Dalam wahyu Islam, ada lima maksud universal yang berperan sebagai fondasi yang positif bagi hukum Islam. Mereka dapat membentuk sebuah perangkat inti bagi etika global, sebuah aksi kolektif yang menyatu bagi solidaritas kemanusiaan. Pertama, pelestarian kehidupan manusia merupakan nilai yang absolut dan primer. Seseorang tidak dapat dikorbankan dalam cara dan keadaan apa pun. Semua hukum harus menyerah jika kehidupan manusia ada dalam bahaya. Kehidupan tidak hanya bagi umat manusia, tapi juga bagi alam, karena alam berfungsi sebagai kebun dan penghijau. Bahkan orang dalam keadaan sakit parah sekalipun dengan ranting di tangannya, menanamkannya ke dalam tanah, harus melanjutkan aktivitasnya, meskipun dalam penderitaan yang parah. Semua larangan itu negatif hanya dalam penampakan lahirnya, namun positif dalam kenyataannya. Hukuman mati dimaksudkan untuk menyelamatkan kehidupan manusia. Mengakhiri kehidupan individu adalah menyelamatkan kehidupan manusia secara kolektif. Dalam kesyahidan, seorang individu mengorbankan kehidupannya untuk kelangsungan hidup komunitasnya. Oleh karena itu, kelangsungan hidup manusia dapat menjadi komponen utama dalam Etika Global dan Solidaritas Kemanusiaan, dengan perjuangan melawan kelaparan, kekeringan, kemiskinan, penyakit, senjata nuklir dan perang yang membinasakan.

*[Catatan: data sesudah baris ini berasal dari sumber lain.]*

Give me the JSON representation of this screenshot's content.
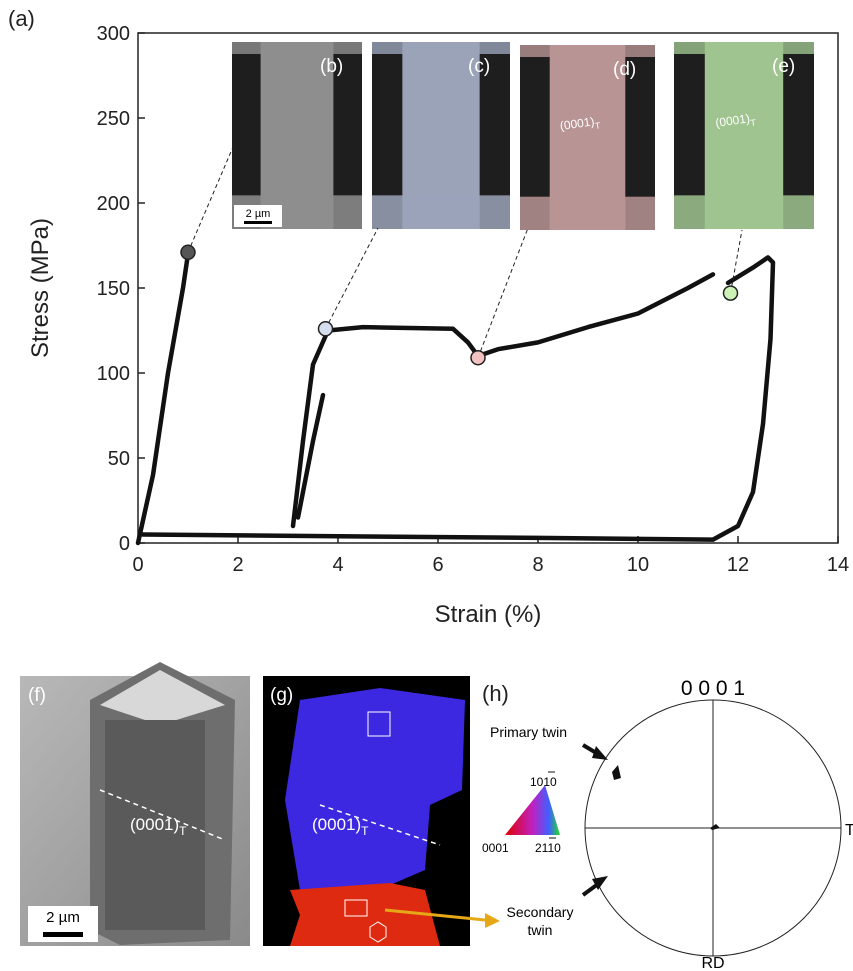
{
  "panel_label": "(a)",
  "chart_data": {
    "type": "line",
    "xlabel": "Strain (%)",
    "ylabel": "Stress (MPa)",
    "xlim": [
      0,
      14
    ],
    "ylim": [
      0,
      300
    ],
    "xticks": [
      0,
      2,
      4,
      6,
      8,
      10,
      12,
      14
    ],
    "yticks": [
      0,
      50,
      100,
      150,
      200,
      250,
      300
    ],
    "series": [
      {
        "color": "#111111",
        "x": [
          0,
          0.3,
          0.6,
          0.9,
          1.0,
          null,
          3.1,
          3.3,
          3.5,
          3.8,
          4.5,
          6.3,
          6.6,
          6.8,
          7.2,
          8,
          9,
          10,
          11,
          11.5,
          null,
          11.8,
          12.3,
          12.6,
          12.7,
          12.65,
          12.5,
          12.3,
          12.0,
          11.5,
          8,
          4,
          0.1,
          null,
          3.2,
          3.5,
          3.7
        ],
        "values": [
          0,
          40,
          100,
          150,
          170,
          null,
          10,
          60,
          105,
          125,
          127,
          126,
          118,
          110,
          114,
          118,
          127,
          135,
          150,
          158,
          null,
          153,
          162,
          168,
          165,
          120,
          70,
          30,
          10,
          2,
          3,
          4,
          5,
          null,
          15,
          60,
          87
        ]
      }
    ],
    "markers": {
      "x": [
        1.0,
        3.75,
        6.8,
        11.85
      ],
      "values": [
        171,
        126,
        109,
        147
      ],
      "colors": [
        "#555555",
        "#d4deef",
        "#f2c2c0",
        "#cdf2b6"
      ]
    },
    "insets": [
      {
        "label": "(b)",
        "scale": "2 µm"
      },
      {
        "label": "(c)"
      },
      {
        "label": "(d)",
        "annotation": {
          "text": "(0001)",
          "sub": "T"
        }
      },
      {
        "label": "(e)",
        "annotation": {
          "text": "(0001)",
          "sub": "T"
        }
      }
    ]
  },
  "panels": {
    "f": {
      "label": "(f)",
      "annotation": {
        "text": "(0001)",
        "sub": "T"
      },
      "scale": "2 µm"
    },
    "g": {
      "label": "(g)",
      "annotation": {
        "text": "(0001)",
        "sub": "T"
      }
    },
    "h": {
      "label": "(h)",
      "pole": "0 0 0 1",
      "primary": "Primary twin",
      "secondary": [
        "Secondary",
        "twin"
      ],
      "td": "TD",
      "rd": "RD",
      "key": [
        "1010",
        "2110",
        "0001"
      ]
    }
  }
}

Kedua, perlindungan akal manusia dari semua hal yang dapat merusak, seperti alkohol, obat-obatan terlarang dan pengabaian merupakan tujuan universal bagi semua umat manusia. Kehidupan manusia merupakan kehidupan kognitif dan kekuatan bagi pengetahuan. Memerangi obat-obatan terlarang dan alkohol merupakan suatu perjuangan melawan perusakan akal. Demikian halnya hak untuk mengetahui sebagai perlawanan terhadap informasi yang disembunyikan, hak untuk pendidikan sebagai perlawanan terhadap pengabaian, hak untuk menyebarkan pengetahuan sebagai perlawanan atas monopoli. Ini semua adalah hak asasi manusia. Akal merupakan suatu prasyarat bagi tanggung jawab manusia. Dalam era modern, perusakan akal terjadi di mana-mana. Hal-hal yang tak masuk akal dan mustahil menyebar di dalam masyarakat super industrial dan di dalam masa pengabaian dan pencucian otak. Oleh karena itu, di negara-negara berkembang, perlindungan akal manusia menjadi tujuan umum.

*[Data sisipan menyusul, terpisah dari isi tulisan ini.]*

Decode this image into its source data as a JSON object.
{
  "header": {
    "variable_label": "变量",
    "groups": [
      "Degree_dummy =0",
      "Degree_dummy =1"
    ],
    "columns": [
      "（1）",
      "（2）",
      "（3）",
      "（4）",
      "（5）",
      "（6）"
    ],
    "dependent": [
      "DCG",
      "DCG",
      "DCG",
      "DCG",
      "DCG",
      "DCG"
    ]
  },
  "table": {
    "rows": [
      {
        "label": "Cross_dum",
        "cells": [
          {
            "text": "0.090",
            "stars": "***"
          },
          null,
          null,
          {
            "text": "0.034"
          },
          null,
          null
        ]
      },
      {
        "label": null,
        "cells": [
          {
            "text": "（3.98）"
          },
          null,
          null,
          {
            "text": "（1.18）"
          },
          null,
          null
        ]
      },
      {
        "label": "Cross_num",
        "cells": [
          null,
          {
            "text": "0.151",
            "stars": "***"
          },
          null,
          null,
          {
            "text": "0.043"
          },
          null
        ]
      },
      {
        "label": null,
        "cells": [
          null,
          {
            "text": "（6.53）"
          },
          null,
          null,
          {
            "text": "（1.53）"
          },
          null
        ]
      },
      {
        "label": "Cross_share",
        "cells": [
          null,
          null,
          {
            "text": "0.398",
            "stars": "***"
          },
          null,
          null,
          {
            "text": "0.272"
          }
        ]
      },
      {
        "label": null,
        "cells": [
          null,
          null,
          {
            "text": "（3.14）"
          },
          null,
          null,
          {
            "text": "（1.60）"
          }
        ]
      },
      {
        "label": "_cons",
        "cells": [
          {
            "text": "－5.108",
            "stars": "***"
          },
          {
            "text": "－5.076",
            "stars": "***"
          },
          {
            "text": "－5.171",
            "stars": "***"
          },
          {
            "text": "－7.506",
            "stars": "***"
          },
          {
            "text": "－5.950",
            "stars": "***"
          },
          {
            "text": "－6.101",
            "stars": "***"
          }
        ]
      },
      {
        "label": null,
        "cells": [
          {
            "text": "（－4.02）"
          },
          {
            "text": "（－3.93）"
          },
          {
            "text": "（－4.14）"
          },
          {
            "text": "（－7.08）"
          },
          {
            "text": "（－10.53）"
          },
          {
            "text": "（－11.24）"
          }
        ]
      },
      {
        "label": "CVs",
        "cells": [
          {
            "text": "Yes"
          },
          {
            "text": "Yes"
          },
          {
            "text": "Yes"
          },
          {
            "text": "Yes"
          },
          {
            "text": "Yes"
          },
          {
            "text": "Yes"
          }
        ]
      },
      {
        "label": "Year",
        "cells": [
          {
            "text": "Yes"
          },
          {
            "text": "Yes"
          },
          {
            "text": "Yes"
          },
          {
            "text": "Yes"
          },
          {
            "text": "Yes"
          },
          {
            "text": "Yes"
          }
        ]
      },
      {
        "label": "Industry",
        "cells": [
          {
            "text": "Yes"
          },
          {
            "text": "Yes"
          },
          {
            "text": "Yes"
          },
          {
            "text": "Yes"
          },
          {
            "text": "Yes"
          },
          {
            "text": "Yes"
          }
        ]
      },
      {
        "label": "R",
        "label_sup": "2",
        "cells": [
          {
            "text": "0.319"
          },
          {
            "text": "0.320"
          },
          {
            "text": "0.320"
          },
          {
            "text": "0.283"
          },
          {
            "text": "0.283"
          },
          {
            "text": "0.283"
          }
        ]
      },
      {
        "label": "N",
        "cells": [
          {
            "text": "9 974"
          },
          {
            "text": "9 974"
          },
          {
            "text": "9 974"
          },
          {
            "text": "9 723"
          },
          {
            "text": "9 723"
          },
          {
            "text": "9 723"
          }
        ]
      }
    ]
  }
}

Ketiga, segera setelah akal manusia ditegaskan sebagai kekayaan ilmu pengetahuan, perjuangan bagi sebuah pengetahuan sejati menjadi komponen ketiga bagi Etika Global. Kebenaran berbeda dari cerita tentang kebenaran. Kebenaran itu objektif dan universal. Ia tidak parsial, memiliki bentuk yang rusak ataupun tiru-tiru. Kebenaran bisa berupa agama, etika atau ilmu pengetahuan. Kebenaran adalah objektif dari akal. Ia hadir, bisa diketahui dan bisa dikomunikasikan. Transendensi merupakan contoh kebenaran agama. Kebaikan merupakan bentuk dasar dari kebenaran etika. Suatu hukum alam juga merupakan satu aspek dari kebenaran ilmu pengetahuan. Etika Global dan Solidaritas Kemanusiaan tidak dapat ditegakkan di atas relativisme, skeptisisme, agnostitisme atau nihilisme yang merupakan karakter masa modern di masyarakat yang maju. Pun tidak dapat ditegakkan di atas keinginan yang sederhana dari pemimpin, otoritas tradisi atau mekanisme kelangsungan hidup di negara-negara berkembang.

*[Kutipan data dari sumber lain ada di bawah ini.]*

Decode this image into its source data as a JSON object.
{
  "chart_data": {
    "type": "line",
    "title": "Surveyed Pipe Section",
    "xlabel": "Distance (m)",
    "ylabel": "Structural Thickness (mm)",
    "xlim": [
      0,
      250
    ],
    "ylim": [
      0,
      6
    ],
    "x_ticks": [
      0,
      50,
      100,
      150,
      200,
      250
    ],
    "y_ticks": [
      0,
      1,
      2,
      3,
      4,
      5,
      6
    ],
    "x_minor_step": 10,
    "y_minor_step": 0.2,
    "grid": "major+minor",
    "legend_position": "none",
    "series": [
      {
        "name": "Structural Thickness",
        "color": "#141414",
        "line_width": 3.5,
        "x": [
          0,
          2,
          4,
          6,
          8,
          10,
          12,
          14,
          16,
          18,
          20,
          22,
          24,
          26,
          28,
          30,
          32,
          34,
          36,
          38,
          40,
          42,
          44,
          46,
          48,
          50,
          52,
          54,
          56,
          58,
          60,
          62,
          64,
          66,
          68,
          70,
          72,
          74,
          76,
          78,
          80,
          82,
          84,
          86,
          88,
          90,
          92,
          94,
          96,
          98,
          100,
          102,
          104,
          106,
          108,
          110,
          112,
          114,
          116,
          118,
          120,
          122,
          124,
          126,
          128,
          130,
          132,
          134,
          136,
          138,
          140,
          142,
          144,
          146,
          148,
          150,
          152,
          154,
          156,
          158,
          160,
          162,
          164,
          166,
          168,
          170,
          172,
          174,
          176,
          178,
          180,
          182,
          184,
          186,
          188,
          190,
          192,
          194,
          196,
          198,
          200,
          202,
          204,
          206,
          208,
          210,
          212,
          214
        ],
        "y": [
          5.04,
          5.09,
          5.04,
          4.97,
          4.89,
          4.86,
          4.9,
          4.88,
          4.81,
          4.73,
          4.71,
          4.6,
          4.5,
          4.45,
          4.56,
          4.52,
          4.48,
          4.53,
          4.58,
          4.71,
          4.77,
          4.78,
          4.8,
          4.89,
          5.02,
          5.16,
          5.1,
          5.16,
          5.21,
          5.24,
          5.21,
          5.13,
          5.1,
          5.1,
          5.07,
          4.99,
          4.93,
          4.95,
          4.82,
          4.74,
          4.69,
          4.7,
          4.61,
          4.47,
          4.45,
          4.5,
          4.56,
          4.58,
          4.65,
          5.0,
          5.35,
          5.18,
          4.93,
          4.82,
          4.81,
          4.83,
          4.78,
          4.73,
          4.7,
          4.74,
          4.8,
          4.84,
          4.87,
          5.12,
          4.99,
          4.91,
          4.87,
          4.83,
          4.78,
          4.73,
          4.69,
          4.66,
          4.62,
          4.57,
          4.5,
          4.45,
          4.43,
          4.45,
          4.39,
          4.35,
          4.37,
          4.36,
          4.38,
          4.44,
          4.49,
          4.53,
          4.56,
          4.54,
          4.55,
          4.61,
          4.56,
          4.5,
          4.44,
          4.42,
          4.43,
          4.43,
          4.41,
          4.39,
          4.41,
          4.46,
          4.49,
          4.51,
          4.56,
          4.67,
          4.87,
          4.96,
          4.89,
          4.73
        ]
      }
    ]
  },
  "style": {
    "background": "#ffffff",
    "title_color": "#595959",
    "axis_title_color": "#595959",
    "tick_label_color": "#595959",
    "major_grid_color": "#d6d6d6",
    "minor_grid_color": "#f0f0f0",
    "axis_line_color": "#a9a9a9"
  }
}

Keempat, penegasan tentang kehormatan dan harga diri manusia adalah tujuan umum yang lain dan nilai yang pokok dalam etika global. Kehormatan tidak hanya bersifat individu sebagaimana diekspresikan dalam hak asasi manusia tapi juga bersifat kolektif, kehormatan dan harga diri masyarakat, bangsa dan budaya. Kehormatan manusia itu bukan merupakan persetubuhan, pornografi ketelanjangan, homoseksual atau seks bebas yang tidak bermoral, sebagaimana terjadi di negara-negara industri maju. Kehormatan dari sebuah bangsa bukanlah berada dalam ketergantungan pada negara lain dalam hal makanan, nutrisi, pertahanan, dan pengetahuan, sebagaimana kasus-kasus yang terjadi pada beberapa negara berkembang. Namun, harga diri merupakan kemandirian (self-reliance), swa-sembada (self-sufficiency), swa-pertahanan (self defense) dan kreativitas. Manusia tidak hanya hidup dari makanannya sendiri. Dikarenakan individu dan masyarakat, warga negara dan bangsa mengungkapkan dirinya sendiri, dan membaca diri mereka sendiri kembali kepada budaya, harga diri dari setiap budaya akan menolak semua citra yang menghina yang dibentuk oleh orang lain, seperti mentalitas primitif dan pemikiran yang biadab. Penegasan pluralistik dari kebhinekaan manusia akan memiliki sebuah efek penyatuan. Ia akan mencegah perselisihan di antara bangsa, antagonisme di antara orang-orang, dan akan membantu untuk melampaui batas-batas budaya.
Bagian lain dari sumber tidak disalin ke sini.